Another option that would work across different (and older) versions of Ubuntu is the "alternatives" system, either the command-line update-alternatives (should be installed) or GUI galternatives (not installed by default). It lets one configure your "preferred" version when you have multiple versions, or completely different but compatible implementations, (e.g. compilers, editors; see for example this dump: update-alternatives --get-selections).

To see which versions of python are currently the default (note: these are symbolic links to specific versions):

$ type python python2 python3
python not found
python2 is /usr/bin/python2
python3 is /usr/bin/python3

Usually (like, always, without exception) you want the default python to be python2, for compatibility reasons (otherwise you will break apt and other system utilities!) and then just explicitly invoke python3 if and when you really mean Python3.

To see what current alternatives are configured for python:

$ sudo update-alternatives --list python
error: no alternatives found

If alternatives are found, skip the following (see --config, below). Otherwise, we can configure both python2 and python3 as "alternatives" for the python command and you can switch between them (or just set python2 here and you're done; the rest is here for completeness & as an exercise):

$ sudo update-alternatives --install /usr/bin/python python /usr/bin/python2 40
using /usr/bin/python2 to provide /usr/bin/python (python) in auto mode    

$ sudo update-alternatives --install /usr/bin/python python /usr/bin/python3 20
using /usr/bin/python3 to provide /usr/bin/python (python) in auto mode   

$ type python
/usr/bin/python

$ python --version
Python 2.7.18

(Important! if your default python is showing as python3, then change it here to python2, otherwise apt and other system utilities may be broken!)

To use update-alternatives to change the version currently selected, do the following and choose the version you want:

$ sudo update-alternatives --config python
There are 2 choices for the alternative python (providing /usr/bin/python).

Selection    Path                Priority   Status
------------------------------------------------------------
* 0          /usr/bin/python2     40         auto mode
  1          /usr/bin/python2     40         manual mode
  2          /usr/bin/python3     20         manual mode
Press <enter> to keep the current choice[*], or type selection number: 0

To completely remove all python alternative configurations (e.g., to start over, or just undo everything if anything weird is going on):

$ sudo update-alternatives --remove-all python
1
  • 1
    "you want the default python to be python2, for compatibility reasons" -- Thanks for pointing this out.

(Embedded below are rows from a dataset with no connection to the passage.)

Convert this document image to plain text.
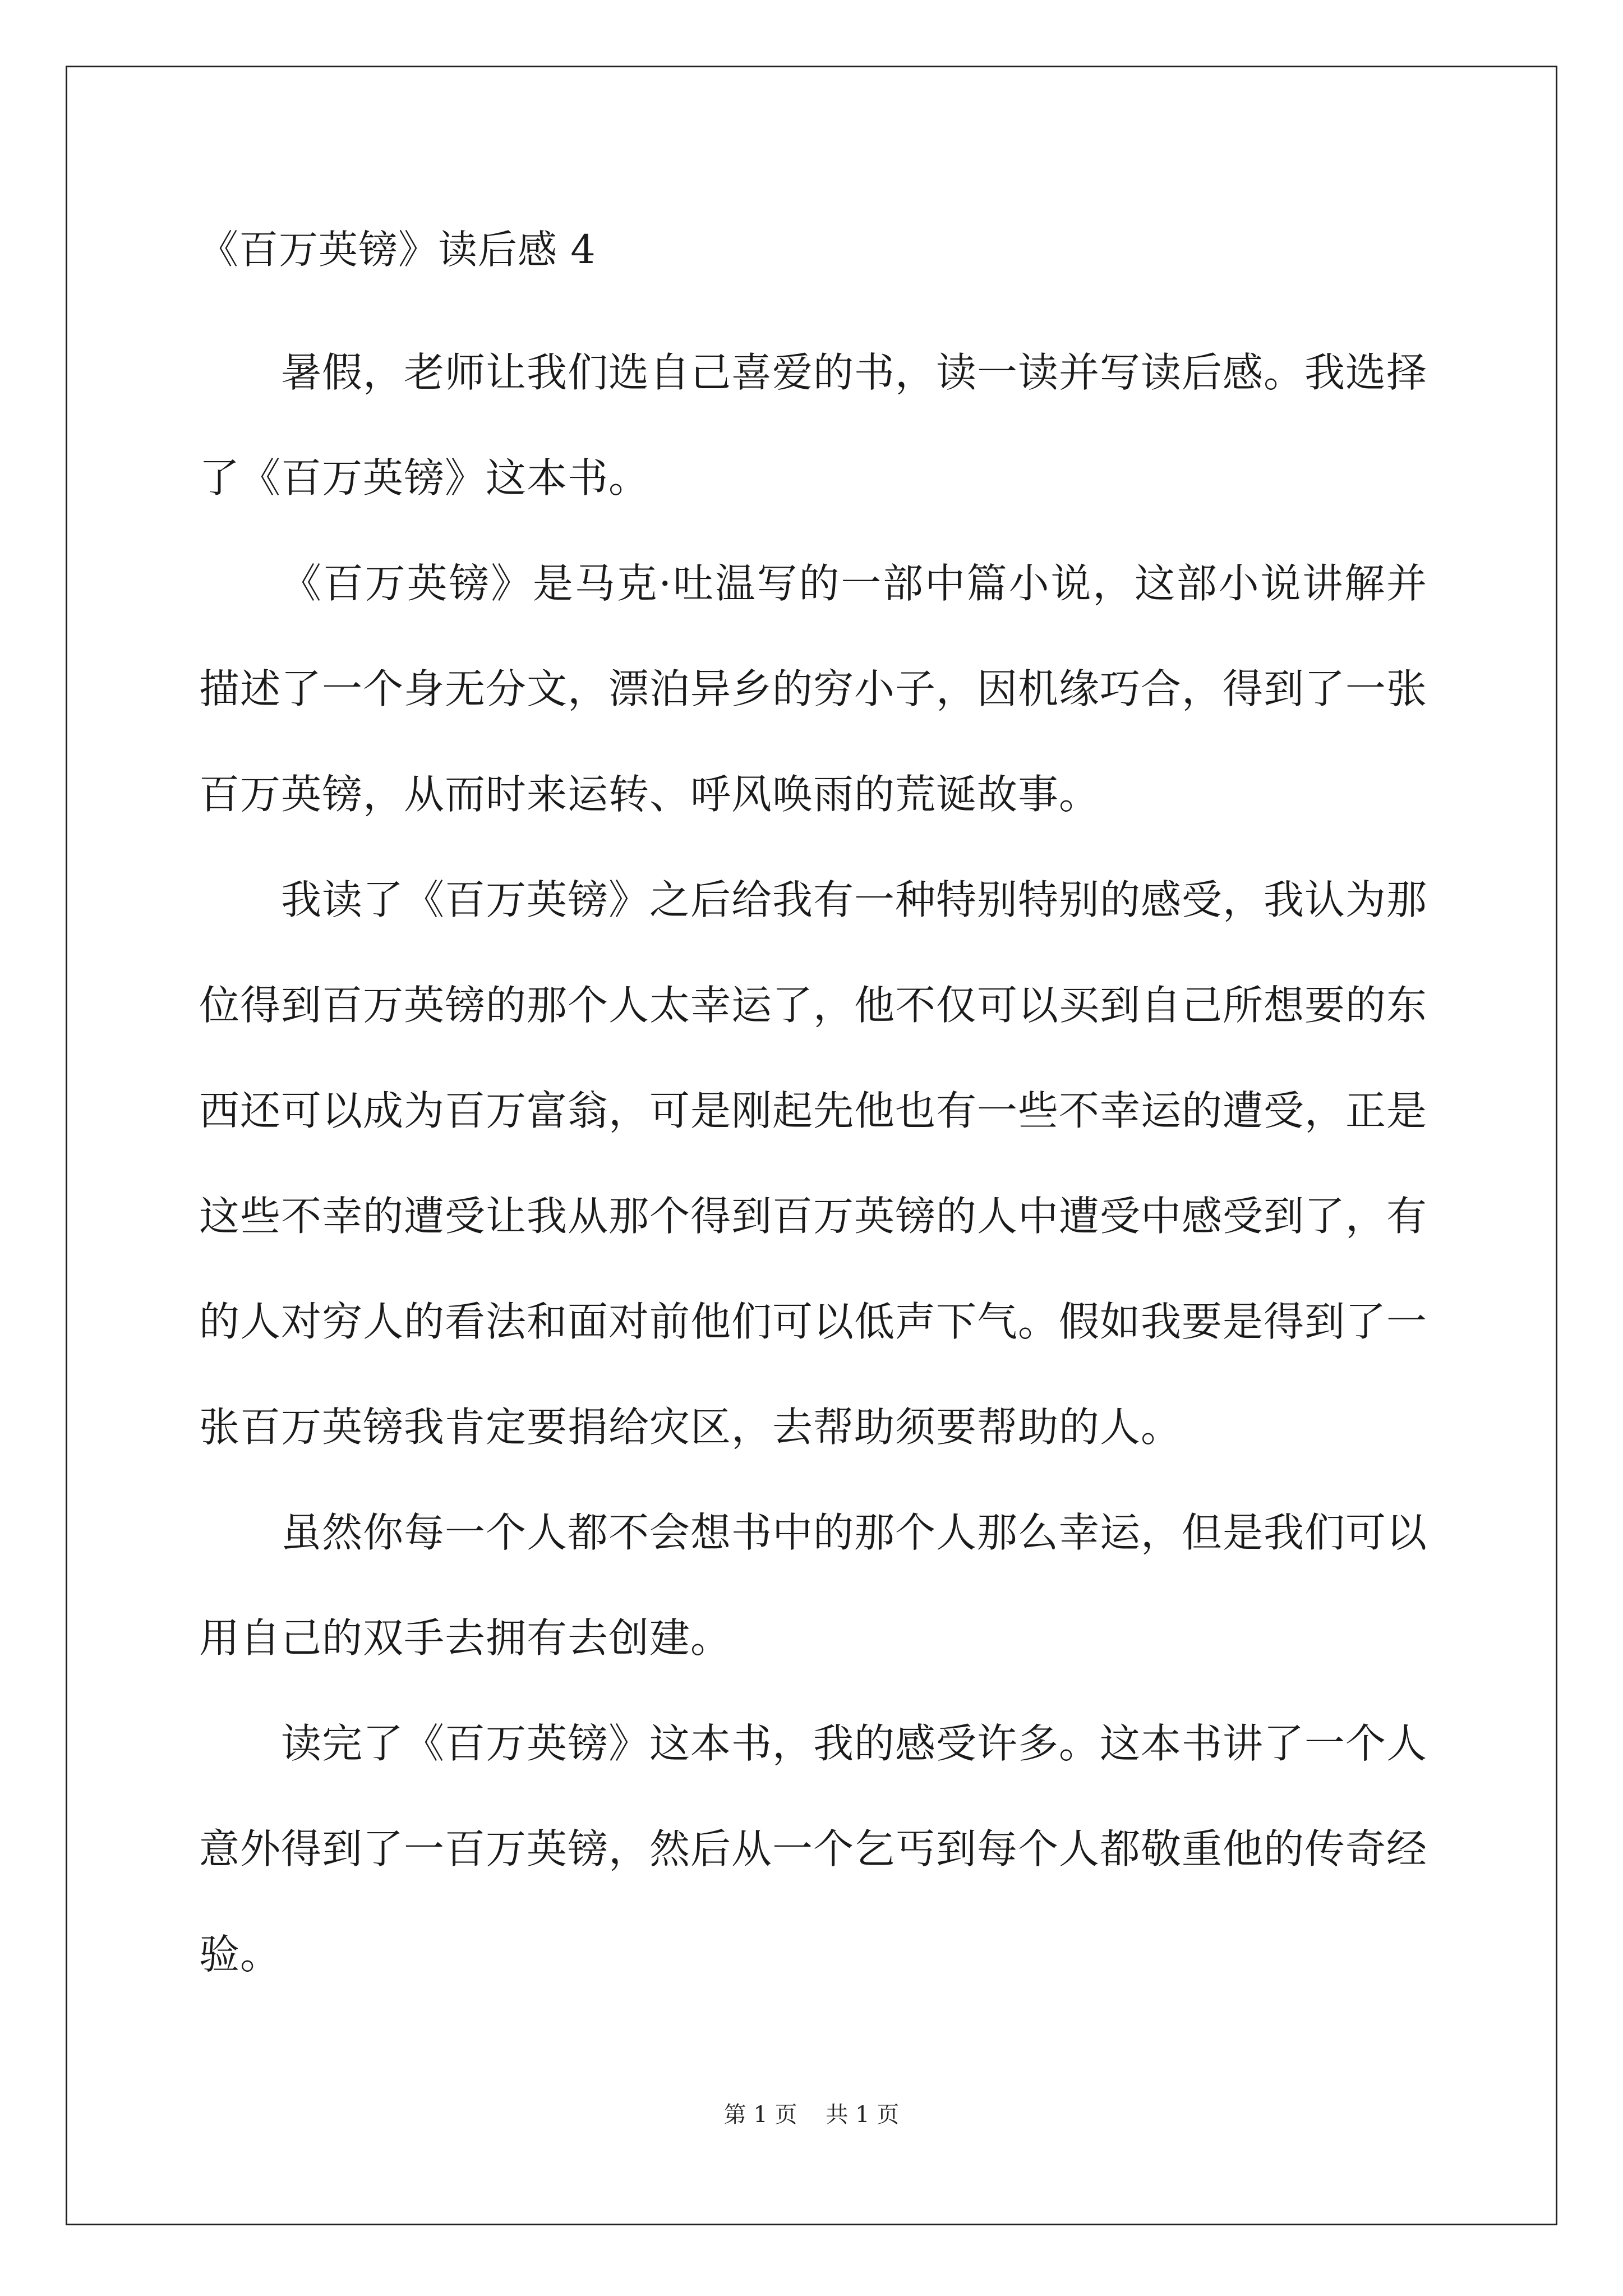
《百万英镑》读后感 4

暑假，老师让我们选自己喜爱的书，读一读并写读后感。我选择了《百万英镑》这本书。

《百万英镑》是马克·吐温写的一部中篇小说，这部小说讲解并描述了一个身无分文，漂泊异乡的穷小子，因机缘巧合，得到了一张百万英镑，从而时来运转、呼风唤雨的荒诞故事。

我读了《百万英镑》之后给我有一种特别特别的感受，我认为那位得到百万英镑的那个人太幸运了，他不仅可以买到自己所想要的东西还可以成为百万富翁，可是刚起先他也有一些不幸运的遭受，正是这些不幸的遭受让我从那个得到百万英镑的人中遭受中感受到了，有的人对穷人的看法和面对前他们可以低声下气。假如我要是得到了一张百万英镑我肯定要捐给灾区，去帮助须要帮助的人。

虽然你每一个人都不会想书中的那个人那么幸运，但是我们可以用自己的双手去拥有去创建。

读完了《百万英镑》这本书，我的感受许多。这本书讲了一个人意外得到了一百万英镑，然后从一个乞丐到每个人都敬重他的传奇经验。

第 1 页 共 1 页
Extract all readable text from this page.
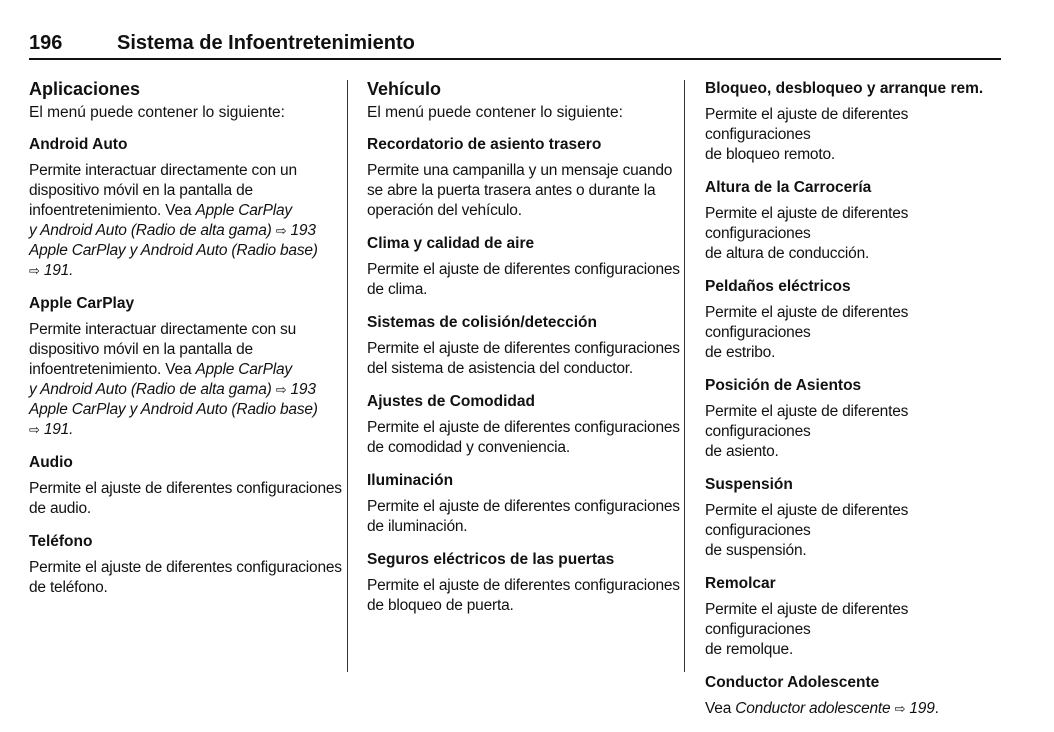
196	Sistema de Infoentretenimiento
Aplicaciones
El menú puede contener lo siguiente:
Android Auto
Permite interactuar directamente con un
dispositivo móvil en la pantalla de
infoentretenimiento. Vea Apple CarPlay
y Android Auto (Radio de alta gama) ⇨ 193
Apple CarPlay y Android Auto (Radio base)
⇨ 191.
Apple CarPlay
Permite interactuar directamente con su
dispositivo móvil en la pantalla de
infoentretenimiento. Vea Apple CarPlay
y Android Auto (Radio de alta gama) ⇨ 193
Apple CarPlay y Android Auto (Radio base)
⇨ 191.
Audio
Permite el ajuste de diferentes configuraciones
de audio.
Teléfono
Permite el ajuste de diferentes configuraciones
de teléfono.
Vehículo
El menú puede contener lo siguiente:
Recordatorio de asiento trasero
Permite una campanilla y un mensaje cuando
se abre la puerta trasera antes o durante la
operación del vehículo.
Clima y calidad de aire
Permite el ajuste de diferentes configuraciones
de clima.
Sistemas de colisión/detección
Permite el ajuste de diferentes configuraciones
del sistema de asistencia del conductor.
Ajustes de Comodidad
Permite el ajuste de diferentes configuraciones
de comodidad y conveniencia.
Iluminación
Permite el ajuste de diferentes configuraciones
de iluminación.
Seguros eléctricos de las puertas
Permite el ajuste de diferentes configuraciones
de bloqueo de puerta.
Bloqueo, desbloqueo y arranque rem.
Permite el ajuste de diferentes configuraciones
de bloqueo remoto.
Altura de la Carrocería
Permite el ajuste de diferentes configuraciones
de altura de conducción.
Peldaños eléctricos
Permite el ajuste de diferentes configuraciones
de estribo.
Posición de Asientos
Permite el ajuste de diferentes configuraciones
de asiento.
Suspensión
Permite el ajuste de diferentes configuraciones
de suspensión.
Remolcar
Permite el ajuste de diferentes configuraciones
de remolque.
Conductor Adolescente
Vea Conductor adolescente ⇨ 199.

I completely hosed a previous Ubuntu installation (<20.01) by trying to be forward-thinking in ditching python2 by aliasing python as python3, and never understood why everything stopped working. Now I see where I went wrong.
    – Ivan
    Jul 27, 2022 at 19:12
0

Most times you've to use the keyword python3 to run the code other than just python on py, these won't work as expected.